The question is, what is the appropriate therapy for recovering from the [current] well/happiness addiction? A spate of studies over the past 15 years has shown a consistently close correlation between parental nurturance patterns and whether children grow up fixated on material success. . . . If… the principal caretaker is cold, arbitrary in her or his affections, punitive, unresponsive, and anxious, the child will be far less likely to establish a secure emotional attachment and the self-confidence necessary to create a strong independent core identity. These children invariably show a greater tendency to fix on material success, fame, and image as a substitute mode for gaining recognition, except, and a sense of belonging.

The product propaganda known as advertising preys on this insecurity with its deceptive promises that greater wealth and more possessions will fill the void within.

Parents clearly have a critical role to play in how things take shape from here, whether upwards towards the light or downwards towards the dark (page 504):

Making the transition from a pioneer to a near-climax society and a truly sustainable economic area hinges on a far more self-conscious approach to parenting to prepare youngsters with deep pro-social values that will allow empathy to grow and the lure of the market to be tempered.

Schooling

© Bahá’í World Centre

© Bahá’í World Centre

Parenting is not the only consideration of course.
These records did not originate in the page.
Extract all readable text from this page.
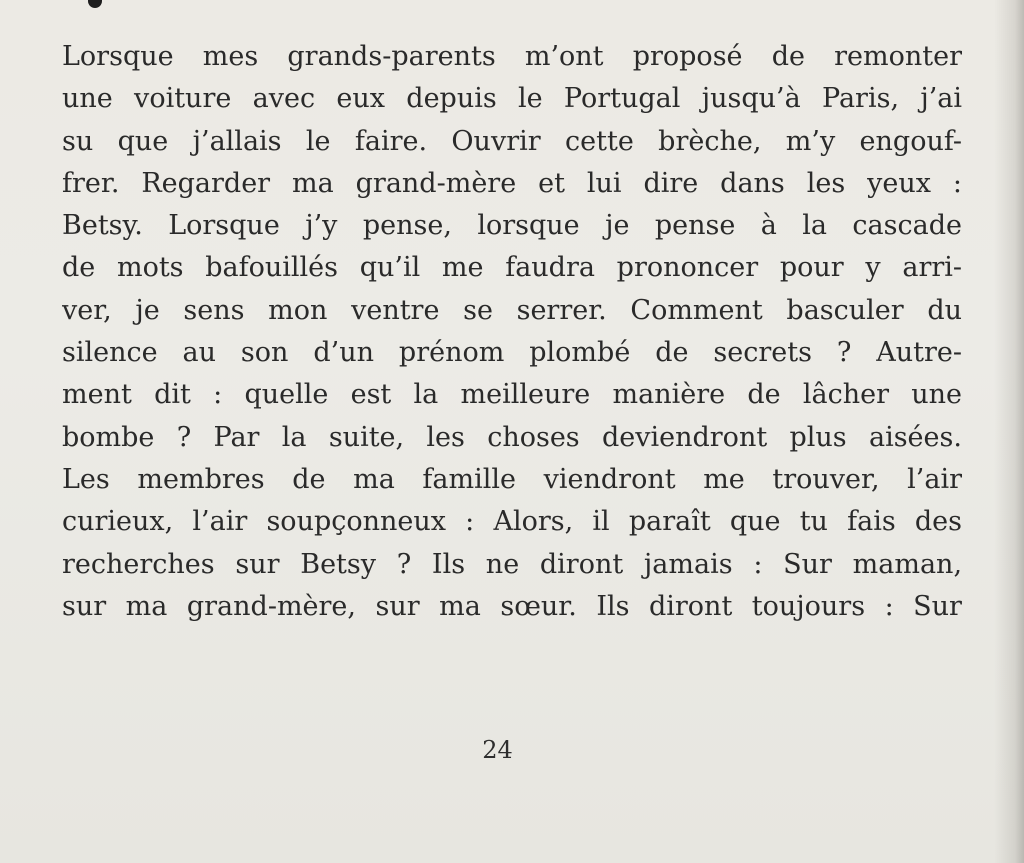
Lorsque mes grands-parents m’ont proposé de remonter
une voiture avec eux depuis le Portugal jusqu’à Paris, j’ai
su que j’allais le faire. Ouvrir cette brèche, m’y engouf-
frer. Regarder ma grand-mère et lui dire dans les yeux :
Betsy. Lorsque j’y pense, lorsque je pense à la cascade
de mots bafouillés qu’il me faudra prononcer pour y arri-
ver, je sens mon ventre se serrer. Comment basculer du
silence au son d’un prénom plombé de secrets ? Autre-
ment dit : quelle est la meilleure manière de lâcher une
bombe ? Par la suite, les choses deviendront plus aisées.
Les membres de ma famille viendront me trouver, l’air
curieux, l’air soupçonneux : Alors, il paraît que tu fais des
recherches sur Betsy ? Ils ne diront jamais : Sur maman,
sur ma grand-mère, sur ma sœur. Ils diront toujours : Sur
24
He makes a bold claim (page 550):

The American public school system has leaped ahead of their counterparts in other countries by initiating a critical reform in the educational system, whose purpose is to better prepare future generations for the responsibilities attendant to creating social capital.

In the past 15 years, American secondary schools and colleges have introduced service learning programs into the school curriculum – a revolutionary change that has altered the educational experience for millions of young people.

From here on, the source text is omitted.